Richard Johnson is often labeled as an abstract illusionist painter in New Orleans, one who explores classical landscapes and the figure to create highly expressionistic compositions. Long the master of spatial illusions, where whimsical abstract imagery seems to float across the canvas, over the years Johnson has broadened and softened his palette to include folded fabric, photographs of landscapes, works by other artists clipped from magazines, and, more recently, the human figure.
“For almost four decades, Richard Johnson has been known as New Orleans’ premier painterly magician,” wrote New Orleans art critic Doug MacCash in a February 2011 review in the New Orleans Times-Picayune. “With brushes and spray cans in hand, he produced abstract compositions that seemed to levitate off the canvas. His ever-inventive optical illusions have bent the minds of more than one generation of young artist at the University of New Orleans,” where Johnson has taught since 1978.

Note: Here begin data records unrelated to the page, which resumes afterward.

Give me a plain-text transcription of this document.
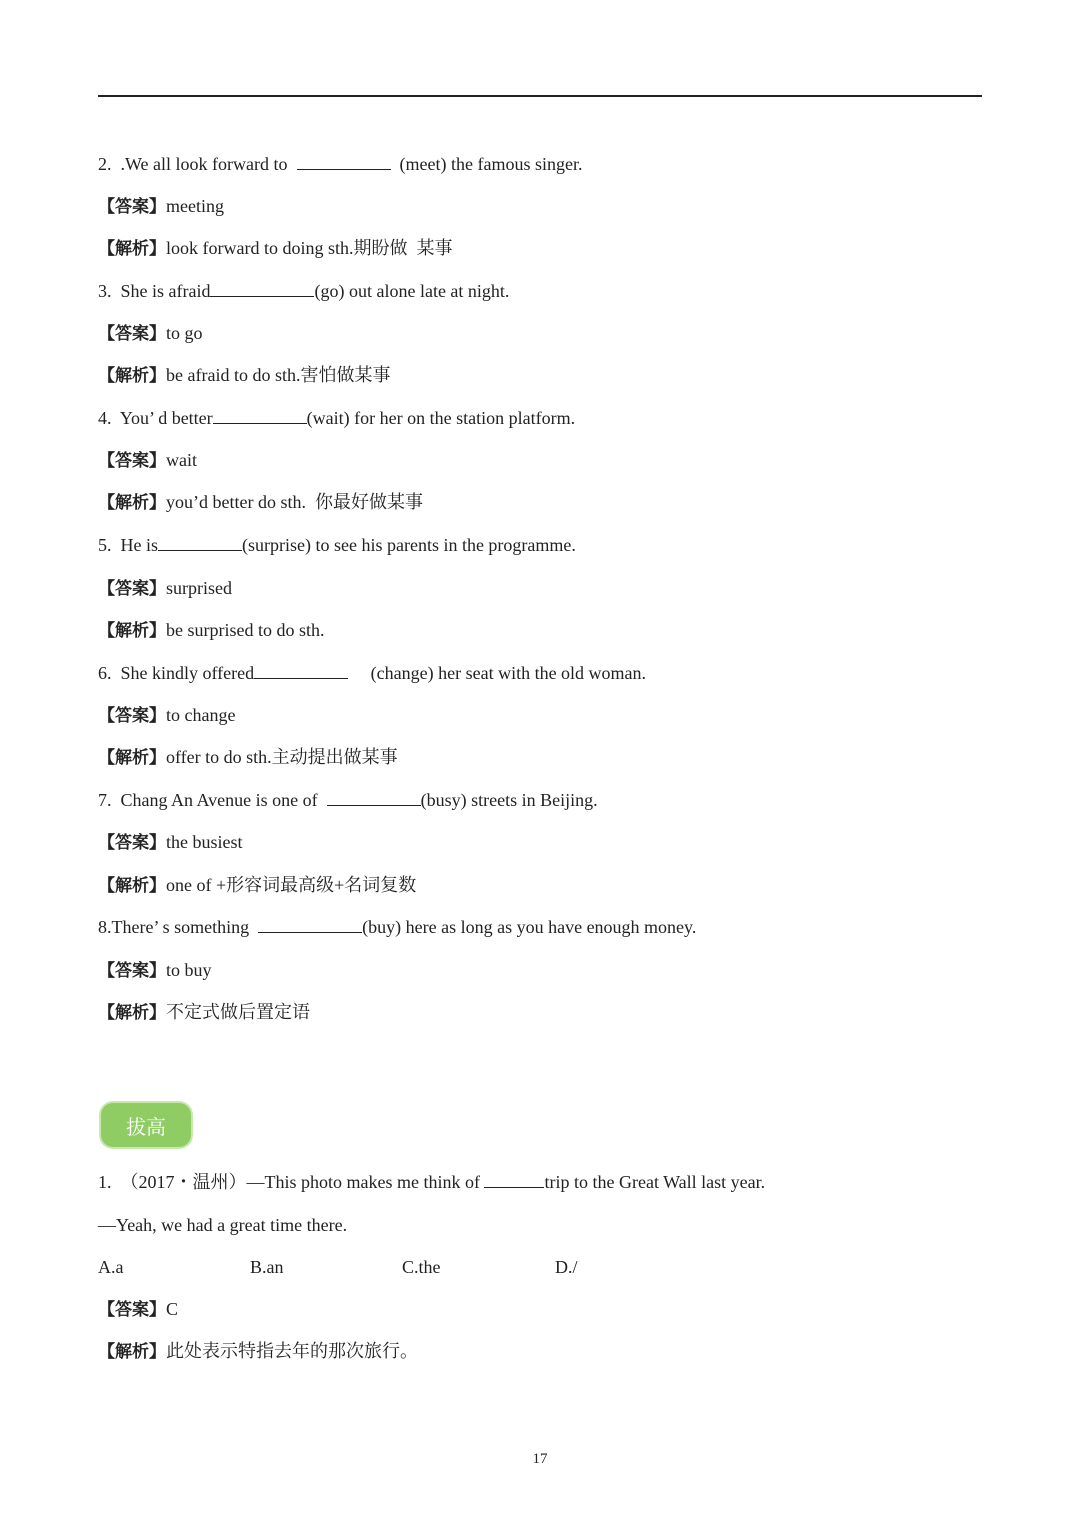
2.  .We all look forward to	(meet) the famous singer.
【答案】meeting
【解析】look forward to doing sth.期盼做  某事
3.  She is afraid	(go) out alone late at night.
【答案】to go
【解析】be afraid to do sth.害怕做某事
4.  You’ d better	(wait) for her on the station platform.
【答案】wait
【解析】you’d better do sth.  你最好做某事
5.  He is	(surprise) to see his parents in the programme.
【答案】surprised
【解析】be surprised to do sth.
6.  She kindly offered	(change) her seat with the old woman.
【答案】to change
【解析】offer to do sth.主动提出做某事
7.  Chang An Avenue is one of	(busy) streets in Beijing.
【答案】the busiest
【解析】one of +形容词最高级+名词复数
8.There’ s something	(buy) here as long as you have enough money.
【答案】to buy
【解析】不定式做后置定语
拔高
1.  （2017・温州）—This photo makes me think of	trip to the Great Wall last year.
—Yeah, we had a great time there.
A.a	B.an	C.the	D./
【答案】C
【解析】此处表示特指去年的那次旅行。
17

Born on February 26, 1942, in Minneapolis, Minnesota, Johnson received a BFA degree in 1965 from the Minneapolis College of Art and Design and a MFA from Washington University in St. Louis in 1967. That same year, he was awarded the prestigious Prix de Rome Fellowship in Painting, which enabled him to study in Rome, Italy, for a year. He also received a Rockefeller Foundation Grant in 1981. In 1986, the Contemporary Arts Center in New Orleans named him Artist of the Year. In 1993, he received a fellowship at the Virginia Center for Creative Arts in Amhurst, Virginia, and in 2003, the New Orleans Museum of Art’s Delgado Society proclaimed him Artist of the Year.
Like many young artists in the 1960s, Johnson’s work and thoughts about art were heavily influenced by the then emerging New York School and artists such as Robert Motherwell, Willem DeKooning, and Franz Kline, who were exploring new directions in the visual arts. Throughout his adult life, Johnson has pursued dual careers as a working artist and teacher. His first faculty position was at East Texas State University in Commerce from 1968 to 1972, followed by Indiana University in Bloomington from 1972 to 1975, and finally at the University of New Orleans (UNO) from 1978 to present. At UNO, he served as chair of the fine arts department from 1978 to 1981 and from that year to the present as professor of fine arts.
In a December 2011 artist statement, Johnson described his work’s most-recent evolution: “In the mid to late nineties, I became somewhat restless with the art I was making. I had become less motivated with pure abstraction. It occurred to me that I would have to move in another direction and bring something new to the work. At first I began integrating the figure and various other images I had collected from magazines and collage them into my paintings without totally abandoning the abstract. In my first exhibition at Cole Pratt Gallery [New Orleans] in 2005, the female figure was apparent in many of the paintings but in a more subtle and secondary way. As I worked through this process my work became more centered on the prominence of the female figure.”
Johnson has enjoyed considerable success with one-artist shows in Rome; New York City; Dallas, Texas; Houston, Texas; Chicago, Illinois; Atlanta, Georgia; Los Angeles, California; New Orleans; and New London, Connecticut. His paintings have been included in shows at such museums as the New Orleans Museum of Art; the Denver Museum of Art in Colorado; the Dallas Museum of Art in Texas; and the Southeastern Center for Contemporary Art in Winston-Salem, North Carolina.
Johnson’s work can be found in numerous public and private collection, such as the Morris Museum of Art in Augusta, Georgia; the New Orleans Museum of Art; the Pensacola Museum of Art in Florida; Tulane University Law School in New Orleans; the Birmingham Museum of Art in Alabama; the Figge Art Museum in Davenport, Iowa; the British Museum in London, England; the Alexandria Museum of Art in Louisiana; the Equitable Life Insurance Society in New York City; Phillip Morris Inc. in New York City; and the Ogden Museum of Southern Art in New Orleans.